She was outfitted with a variety of guns, depth charge tracks, Y-guns, and Mousetrap and placed in service as a patrol vessel.
Muskeget was built as the commercial cargo ship SS Cornish in 1923 by Bethlehem Shipbuilding Corporation at Sparrows Point in Baltimore, Maryland.
Commissioned into the Coast Guard as USCGC Muskeget (WAG-48) on 1 July 1942,[1] she was assigned Boston, Massachusetts, as her home port[1] and to duty with the North Atlantic Weather Patrol.
[1][2] At 14:54 hours on 9 September 1942, the German Navy submarine U-755, operating as part of a wolfpack, sighted Muskeget emerging from a rain squall in a heavy swell about 400 nautical miles (740 km; 460 mi) east of Newfoundland and misidentified her as an auxiliary merchant cruiser.

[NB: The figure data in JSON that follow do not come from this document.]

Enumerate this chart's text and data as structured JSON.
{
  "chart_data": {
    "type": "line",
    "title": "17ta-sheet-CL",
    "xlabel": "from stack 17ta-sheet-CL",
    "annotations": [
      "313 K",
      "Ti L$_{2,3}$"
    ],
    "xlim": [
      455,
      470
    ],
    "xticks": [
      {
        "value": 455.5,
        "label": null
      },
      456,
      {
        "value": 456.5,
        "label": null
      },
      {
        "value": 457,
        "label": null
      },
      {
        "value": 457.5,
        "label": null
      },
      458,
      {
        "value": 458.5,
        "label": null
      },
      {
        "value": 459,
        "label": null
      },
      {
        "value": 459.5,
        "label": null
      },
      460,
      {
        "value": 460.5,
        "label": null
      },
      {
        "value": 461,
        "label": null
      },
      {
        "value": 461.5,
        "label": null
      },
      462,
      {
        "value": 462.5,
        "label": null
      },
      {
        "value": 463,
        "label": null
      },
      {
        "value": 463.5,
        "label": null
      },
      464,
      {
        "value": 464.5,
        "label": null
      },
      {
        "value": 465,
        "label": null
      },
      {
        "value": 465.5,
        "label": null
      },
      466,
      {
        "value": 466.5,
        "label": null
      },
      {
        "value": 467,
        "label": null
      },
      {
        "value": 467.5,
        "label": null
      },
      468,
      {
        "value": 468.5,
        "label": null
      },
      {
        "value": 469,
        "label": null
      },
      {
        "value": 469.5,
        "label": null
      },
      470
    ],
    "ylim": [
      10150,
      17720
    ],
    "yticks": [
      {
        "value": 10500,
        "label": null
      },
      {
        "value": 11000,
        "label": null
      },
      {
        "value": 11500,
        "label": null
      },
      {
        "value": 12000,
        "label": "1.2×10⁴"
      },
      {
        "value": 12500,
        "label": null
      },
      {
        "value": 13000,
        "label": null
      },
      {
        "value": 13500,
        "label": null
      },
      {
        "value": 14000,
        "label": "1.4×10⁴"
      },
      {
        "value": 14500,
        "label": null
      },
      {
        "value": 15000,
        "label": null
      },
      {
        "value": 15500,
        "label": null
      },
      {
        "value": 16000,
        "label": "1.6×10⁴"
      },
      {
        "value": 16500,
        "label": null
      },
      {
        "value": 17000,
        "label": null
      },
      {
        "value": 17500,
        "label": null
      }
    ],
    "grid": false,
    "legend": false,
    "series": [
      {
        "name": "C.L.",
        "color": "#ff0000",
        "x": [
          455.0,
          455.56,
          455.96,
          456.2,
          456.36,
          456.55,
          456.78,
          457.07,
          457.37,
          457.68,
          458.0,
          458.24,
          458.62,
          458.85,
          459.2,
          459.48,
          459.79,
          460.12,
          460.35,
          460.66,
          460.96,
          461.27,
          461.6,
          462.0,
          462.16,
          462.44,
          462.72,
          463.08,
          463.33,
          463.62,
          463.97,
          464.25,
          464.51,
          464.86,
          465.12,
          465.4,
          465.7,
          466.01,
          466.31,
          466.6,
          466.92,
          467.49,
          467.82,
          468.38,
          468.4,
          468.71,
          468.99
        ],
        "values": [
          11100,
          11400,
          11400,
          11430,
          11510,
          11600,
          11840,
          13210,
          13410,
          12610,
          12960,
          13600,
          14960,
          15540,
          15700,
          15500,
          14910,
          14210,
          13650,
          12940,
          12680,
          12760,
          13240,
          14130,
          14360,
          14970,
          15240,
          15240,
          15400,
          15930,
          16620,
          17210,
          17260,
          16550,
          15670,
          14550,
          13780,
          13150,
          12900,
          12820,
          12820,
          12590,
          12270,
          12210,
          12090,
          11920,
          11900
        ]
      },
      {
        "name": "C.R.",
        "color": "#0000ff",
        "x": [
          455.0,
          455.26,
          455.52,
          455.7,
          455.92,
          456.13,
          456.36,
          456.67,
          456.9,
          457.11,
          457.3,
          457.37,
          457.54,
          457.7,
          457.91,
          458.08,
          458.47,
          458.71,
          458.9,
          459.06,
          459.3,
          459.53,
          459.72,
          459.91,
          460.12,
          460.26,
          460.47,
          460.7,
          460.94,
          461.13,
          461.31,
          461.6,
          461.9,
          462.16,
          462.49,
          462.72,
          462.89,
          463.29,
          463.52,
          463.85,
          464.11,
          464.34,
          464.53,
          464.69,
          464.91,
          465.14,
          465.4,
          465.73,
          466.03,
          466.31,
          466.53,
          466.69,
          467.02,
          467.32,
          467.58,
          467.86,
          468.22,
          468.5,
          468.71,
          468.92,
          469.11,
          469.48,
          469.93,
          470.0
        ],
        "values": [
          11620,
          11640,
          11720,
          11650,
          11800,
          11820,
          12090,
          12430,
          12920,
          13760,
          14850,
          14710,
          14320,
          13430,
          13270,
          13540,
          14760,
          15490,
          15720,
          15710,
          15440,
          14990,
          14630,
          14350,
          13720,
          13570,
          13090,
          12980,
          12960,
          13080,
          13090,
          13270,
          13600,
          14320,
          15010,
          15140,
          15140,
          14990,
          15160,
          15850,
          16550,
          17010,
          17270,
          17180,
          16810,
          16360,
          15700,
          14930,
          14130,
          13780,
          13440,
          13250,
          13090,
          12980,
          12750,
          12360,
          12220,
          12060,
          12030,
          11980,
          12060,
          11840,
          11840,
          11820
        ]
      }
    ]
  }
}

U-755, commanded by Kapitänleutnant Walter Göing, fired two torpedoes, heard the sounds of Muskeget's boilers exploding and bulkheads collapsing as she sank, then surfaced and found a life raft and survivors in the water, but little wreckage.
[2] Although the other personnel lost with Muskeget all received a posthumous award of the Purple Heart, the four civilian Weather Bureau meteorologists – Luther H. Brady, Lester S. Fodor, George F. Kubach, and Edward Weber – did not.
The four men received the Purple Heart posthumously in a ceremony at the Naval Heritage Center auditorium at the United States Navy Memorial in Washington, D.C., on 19 November 2015.
[2] American Legion Post 2543 in Plattsmouth, Nebraska, is named for Fireman First Class Harold Wolever, Jr., a Coast Guardsman who died in the sinking of Muskeget.